RTTNews - The dollar was pummeled by most majors on Tuesday, hurt by a weak US housing report and evidence that the euro zone economy may be shaping up.

A government report released Tuesday showed that new home construction plunged again in April, with the pace of building falling to a new record low.

While some declines might be expected as the housing market continues to work off excess inventories, the surprise fall undercut recent hopes that the bottom for the long-suffering home building industry was in sight.

Meanwhile, German investor confidence rose above expectations to its highest level in almost three years in May.

Also, European Central Bank Executive Board member Gertrude Tumpel-Gugerell said the bank had done everything possible with interest rates to boost the economy.

The dollar came under pressure versus the euro, sliding to a weekly low of 1.3677. The pair has been bouncing back and forth of late, with traders unsure about whether the euro zone will lag behind in any global economic recovery.

The dollar continued to take a beating versus the sterling, dropping to a 5-month low of 1.5523. With the loss, the dollar extended a long-term downtrend, and moved a full 20 cents from its 23-year high of 1.3501, set in January.

Annual inflation in the UK slowed more than expected in April to a level last seen in January 2008, according to official data released Tuesday.

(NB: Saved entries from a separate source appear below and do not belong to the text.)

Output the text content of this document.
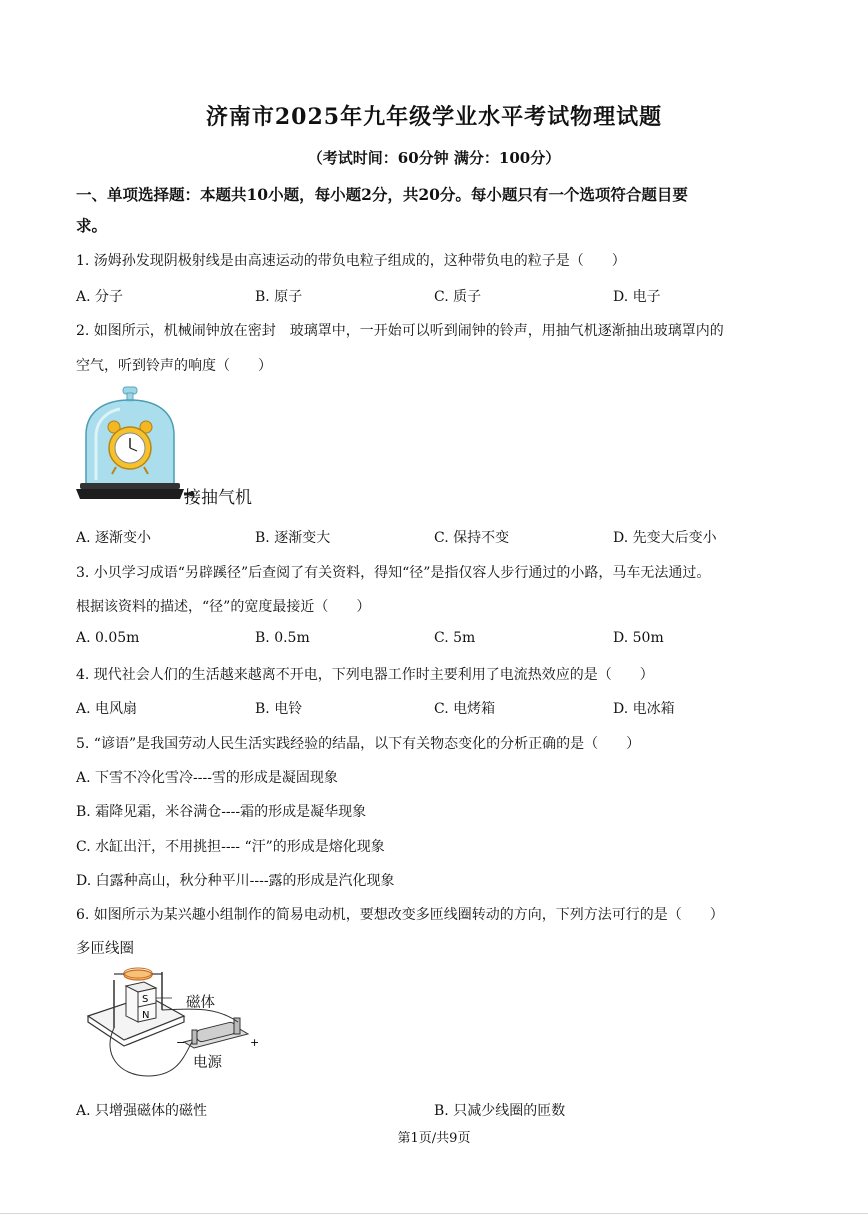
济南市2025年九年级学业水平考试物理试题
（考试时间：60分钟 满分：100分）
一、单项选择题：本题共10小题，每小题2分，共20分。每小题只有一个选项符合题目要
求。
1. 汤姆孙发现阴极射线是由高速运动的带负电粒子组成的，这种带负电的粒子是（　　）
A. 分子	B. 原子	C. 质子	D. 电子
2. 如图所示，机械闹钟放在密封　玻璃罩中，一开始可以听到闹钟的铃声，用抽气机逐渐抽出玻璃罩内的
空气，听到铃声的响度（　　）
接抽气机
A. 逐渐变小	B. 逐渐变大	C. 保持不变	D. 先变大后变小
3. 小贝学习成语“另辟蹊径”后查阅了有关资料，得知“径”是指仅容人步行通过的小路，马车无法通过。
根据该资料的描述，“径”的宽度最接近（　　）
A. 0.05m	B. 0.5m	C. 5m	D. 50m
4. 现代社会人们的生活越来越离不开电，下列电器工作时主要利用了电流热效应的是（　　）
A. 电风扇	B. 电铃	C. 电烤箱	D. 电冰箱
5. “谚语”是我国劳动人民生活实践经验的结晶，以下有关物态变化的分析正确的是（　　）
A. 下雪不冷化雪冷----雪的形成是凝固现象
B. 霜降见霜，米谷满仓----霜的形成是凝华现象
C. 水缸出汗，不用挑担---- “汗”的形成是熔化现象
D. 白露种高山，秋分种平川----露的形成是汽化现象
6. 如图所示为某兴趣小组制作的简易电动机，要想改变多匝线圈转动的方向，下列方法可行的是（　　）
多匝线圈
S
N
−	+
磁体
电源
A. 只增强磁体的磁性	B. 只减少线圈的匝数
第1页/共9页
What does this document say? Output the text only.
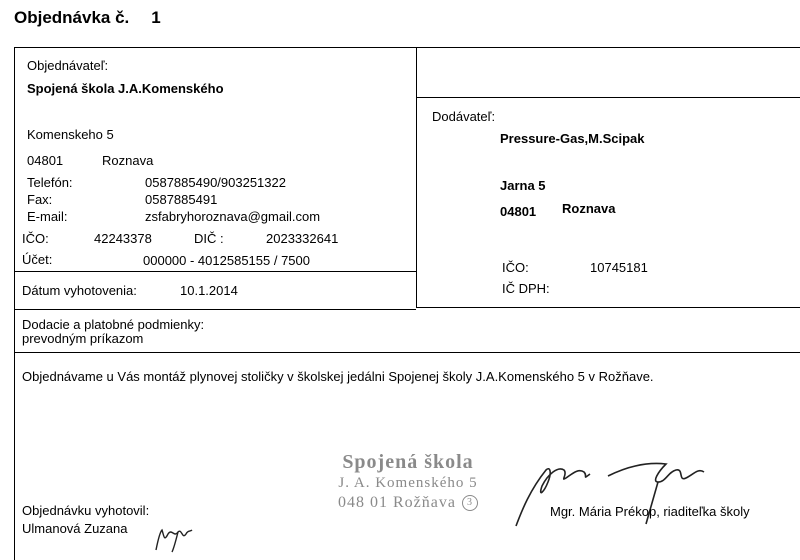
Objednávka č. 1
Objednávateľ:
Spojená škola J.A.Komenského
Komenskeho 5
04801	Roznava
Telefón:	0587885490/903251322
Fax:	0587885491
E-mail:	zsfabryhoroznava@gmail.com
IČO:	42243378	DIČ :	2023332641
Účet:	000000 - 4012585155 / 7500
Dátum vyhotovenia:	10.1.2014
Dodávateľ:
Pressure-Gas,M.Scipak
Jarna 5
04801 Roznava
IČO:	10745181
IČ DPH:
Dodacie a platobné podmienky:
prevodným príkazom
Objednávame u Vás montáž plynovej stoličky v školskej jedálni Spojenej školy J.A.Komenského 5 v Rožňave.
Spojená škola
J. A. Komenského 5
048 01 Rožňava 3
Objednávku vyhotovil:
Ulmanová Zuzana
Mgr. Mária Prékop, riaditeľka školy
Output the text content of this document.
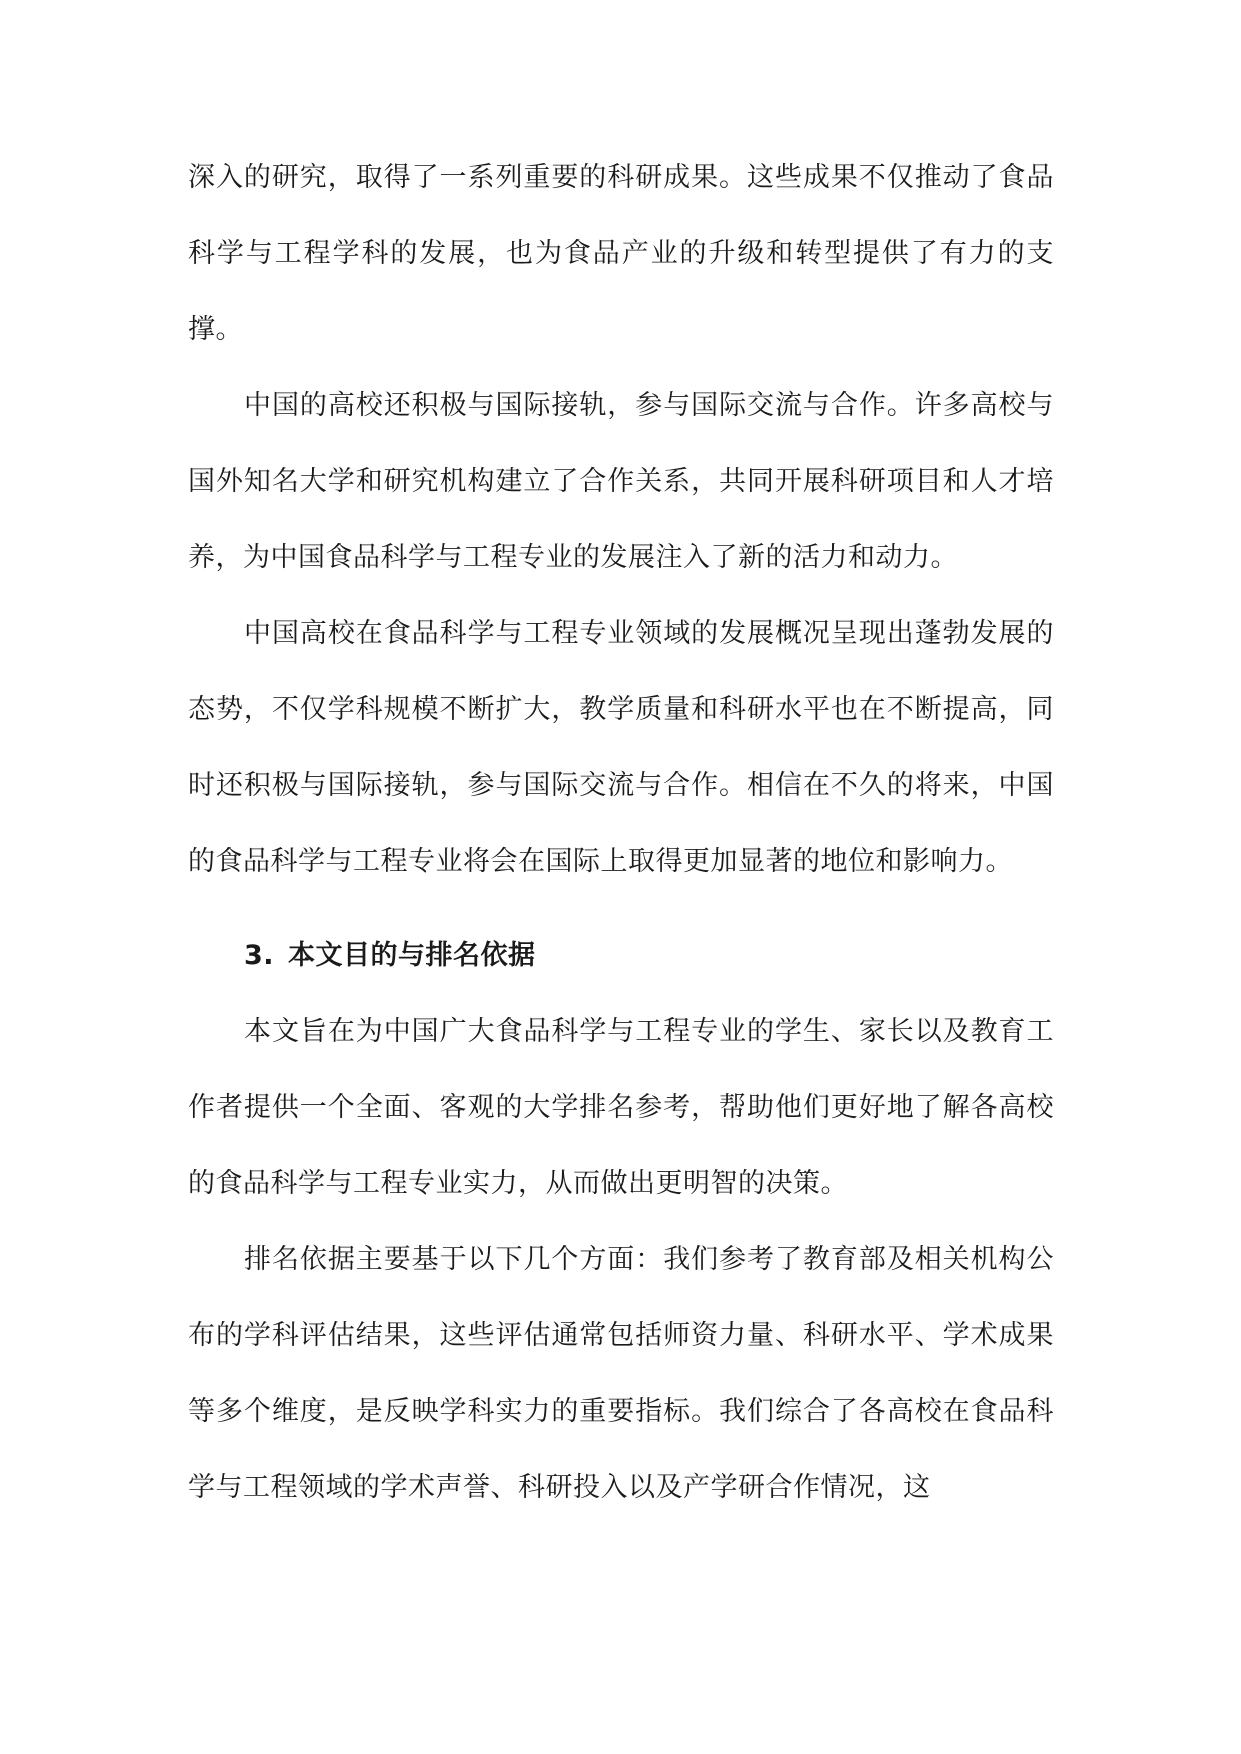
深入的研究，取得了一系列重要的科研成果。这些成果不仅推动了食品科学与工程学科的发展，也为食品产业的升级和转型提供了有力的支撑。

中国的高校还积极与国际接轨，参与国际交流与合作。许多高校与国外知名大学和研究机构建立了合作关系，共同开展科研项目和人才培养，为中国食品科学与工程专业的发展注入了新的活力和动力。

中国高校在食品科学与工程专业领域的发展概况呈现出蓬勃发展的态势，不仅学科规模不断扩大，教学质量和科研水平也在不断提高，同时还积极与国际接轨，参与国际交流与合作。相信在不久的将来，中国的食品科学与工程专业将会在国际上取得更加显著的地位和影响力。

3. 本文目的与排名依据

本文旨在为中国广大食品科学与工程专业的学生、家长以及教育工作者提供一个全面、客观的大学排名参考，帮助他们更好地了解各高校的食品科学与工程专业实力，从而做出更明智的决策。

排名依据主要基于以下几个方面：我们参考了教育部及相关机构公布的学科评估结果，这些评估通常包括师资力量、科研水平、学术成果等多个维度，是反映学科实力的重要指标。我们综合了各高校在食品科学与工程领域的学术声誉、科研投入以及产学研合作情况，这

The dollar fell sharply versus its Canadian counterpart, dropping to 1.1522. Against the aussie, the buck fell to a 7-month low of 0.7770. The buck barely budged against the yen, holding near 96.00.

The U.S. Commerce Department announced that housing starts dropped 12.8 percent in April to an annual rate of 458,000. The result for March was revised to a rate of 525,000 units, a decline of 8.5 percent from the previous month.

Wachovia released its global economic outlook Tuesday, predicting that business conditions in the US would remain challenging for the next few years, while economic contraction in many foreign markets is likely to slow.